The libertarianism of Ron Paul and the Mises Institute is different. While Ron has always been outspoken in defense of personal autonomy (see, for example, this terrific 1988 clip of him defending drug legalization), he is as concerned about the liberties of the individual as he is about the institutional structure that protects liberty. When he describes himself as a “constitutionalist,” he is not “speaking in code” to express some kind of bigotry, but to defend the liberalism for which the American Revolution was fought: the restraint and diffusion of power through constitutionally limited government.

Yes, yes. But when we read newsletters filled with racially insensitive remarks, impolite sneers at gays, and such, we don’t even need to talk about “code words”; the hatred is pretty obvious.

And the issue is not that Ron wrote these things, but that he let them go out under his name for years. What does that say about his sense of justice, rhetoric, or even self-image?

Ron Paul is morally compromised. On an issue that makes him look especially bad, by standards of decency. This is unfortunate.

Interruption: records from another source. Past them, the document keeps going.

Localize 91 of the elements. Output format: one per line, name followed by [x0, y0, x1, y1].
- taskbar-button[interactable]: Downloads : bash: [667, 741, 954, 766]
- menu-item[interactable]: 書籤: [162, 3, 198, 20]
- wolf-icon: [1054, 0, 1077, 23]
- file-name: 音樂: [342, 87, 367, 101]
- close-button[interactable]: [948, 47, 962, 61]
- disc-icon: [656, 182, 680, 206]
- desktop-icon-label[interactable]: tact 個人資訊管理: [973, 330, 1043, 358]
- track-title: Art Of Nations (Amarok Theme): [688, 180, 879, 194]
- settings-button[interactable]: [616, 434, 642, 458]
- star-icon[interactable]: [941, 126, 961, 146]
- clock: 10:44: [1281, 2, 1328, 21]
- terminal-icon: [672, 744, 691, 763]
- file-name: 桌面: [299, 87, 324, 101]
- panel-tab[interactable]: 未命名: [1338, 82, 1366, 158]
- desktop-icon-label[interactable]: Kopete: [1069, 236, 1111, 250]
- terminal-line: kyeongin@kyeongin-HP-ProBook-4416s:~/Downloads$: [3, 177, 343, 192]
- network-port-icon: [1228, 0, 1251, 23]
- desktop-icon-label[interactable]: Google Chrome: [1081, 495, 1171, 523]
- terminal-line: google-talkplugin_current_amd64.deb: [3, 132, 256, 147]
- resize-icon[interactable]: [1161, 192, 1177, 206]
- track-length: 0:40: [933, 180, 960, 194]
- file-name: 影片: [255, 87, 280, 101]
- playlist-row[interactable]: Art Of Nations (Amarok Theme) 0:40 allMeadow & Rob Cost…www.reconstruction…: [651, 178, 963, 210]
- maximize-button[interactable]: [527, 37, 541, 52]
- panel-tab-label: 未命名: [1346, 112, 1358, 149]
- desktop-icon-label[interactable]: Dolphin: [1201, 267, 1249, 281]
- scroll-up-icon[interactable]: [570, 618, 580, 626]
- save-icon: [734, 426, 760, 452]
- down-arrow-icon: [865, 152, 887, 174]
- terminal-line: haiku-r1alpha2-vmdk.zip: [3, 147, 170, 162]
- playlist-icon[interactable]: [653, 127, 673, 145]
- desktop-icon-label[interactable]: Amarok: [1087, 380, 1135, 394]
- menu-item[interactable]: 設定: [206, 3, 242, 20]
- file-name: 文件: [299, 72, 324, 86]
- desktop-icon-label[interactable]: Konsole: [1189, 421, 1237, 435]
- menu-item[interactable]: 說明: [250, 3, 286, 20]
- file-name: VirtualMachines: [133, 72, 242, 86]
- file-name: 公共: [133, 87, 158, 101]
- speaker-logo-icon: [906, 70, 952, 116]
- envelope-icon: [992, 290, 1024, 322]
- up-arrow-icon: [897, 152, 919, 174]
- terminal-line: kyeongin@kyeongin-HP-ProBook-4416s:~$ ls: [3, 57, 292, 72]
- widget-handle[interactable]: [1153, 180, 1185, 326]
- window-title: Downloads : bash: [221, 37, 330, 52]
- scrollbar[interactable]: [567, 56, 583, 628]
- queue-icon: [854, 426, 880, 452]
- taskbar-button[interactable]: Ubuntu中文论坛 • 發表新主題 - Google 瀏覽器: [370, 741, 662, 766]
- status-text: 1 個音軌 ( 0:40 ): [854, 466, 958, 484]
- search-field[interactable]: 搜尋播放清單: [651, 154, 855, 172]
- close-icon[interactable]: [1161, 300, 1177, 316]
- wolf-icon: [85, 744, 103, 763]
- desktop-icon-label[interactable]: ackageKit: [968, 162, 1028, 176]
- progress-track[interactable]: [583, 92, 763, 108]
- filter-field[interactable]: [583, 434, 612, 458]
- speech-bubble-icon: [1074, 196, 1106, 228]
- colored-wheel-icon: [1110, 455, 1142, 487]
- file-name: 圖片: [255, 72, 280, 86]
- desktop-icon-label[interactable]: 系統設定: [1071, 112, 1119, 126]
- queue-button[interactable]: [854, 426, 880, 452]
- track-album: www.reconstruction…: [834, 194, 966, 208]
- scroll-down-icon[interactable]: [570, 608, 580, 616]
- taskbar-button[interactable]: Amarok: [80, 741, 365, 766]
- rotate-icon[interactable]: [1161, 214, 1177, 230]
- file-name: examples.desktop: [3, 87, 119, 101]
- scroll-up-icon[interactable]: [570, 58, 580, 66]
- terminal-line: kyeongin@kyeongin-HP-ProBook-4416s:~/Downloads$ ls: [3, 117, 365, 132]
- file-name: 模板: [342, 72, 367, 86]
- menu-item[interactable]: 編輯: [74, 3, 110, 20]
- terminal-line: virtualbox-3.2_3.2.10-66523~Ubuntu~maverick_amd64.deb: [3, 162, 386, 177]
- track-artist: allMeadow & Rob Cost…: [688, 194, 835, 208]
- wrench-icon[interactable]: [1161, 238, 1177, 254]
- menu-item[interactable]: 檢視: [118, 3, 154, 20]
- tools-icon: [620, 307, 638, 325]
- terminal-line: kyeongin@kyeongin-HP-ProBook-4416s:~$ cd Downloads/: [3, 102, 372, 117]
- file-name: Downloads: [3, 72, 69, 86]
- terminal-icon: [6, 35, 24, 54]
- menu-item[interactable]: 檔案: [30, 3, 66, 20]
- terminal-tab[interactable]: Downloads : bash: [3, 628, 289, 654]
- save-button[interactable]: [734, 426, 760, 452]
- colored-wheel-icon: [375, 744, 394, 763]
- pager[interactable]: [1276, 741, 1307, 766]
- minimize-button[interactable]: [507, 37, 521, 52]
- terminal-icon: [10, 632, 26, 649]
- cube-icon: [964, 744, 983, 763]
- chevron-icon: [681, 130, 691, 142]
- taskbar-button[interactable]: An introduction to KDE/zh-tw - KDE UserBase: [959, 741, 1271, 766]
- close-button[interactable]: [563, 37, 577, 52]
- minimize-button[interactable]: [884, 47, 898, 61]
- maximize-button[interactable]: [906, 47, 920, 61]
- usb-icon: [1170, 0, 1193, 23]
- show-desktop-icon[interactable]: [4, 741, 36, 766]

Still, were he on a ballot for president in my state, against any of the current contenders, I would still vote for him. For whereas he is morally compromised, his opponents should be so lucky — their main points of ideology are morally compromised in far more dangerous ways.

After all, Paul does have an important central message, as relayed here by Bruce Ramsey: “Paul’s stubborn consistency on Iraq deserves respect.”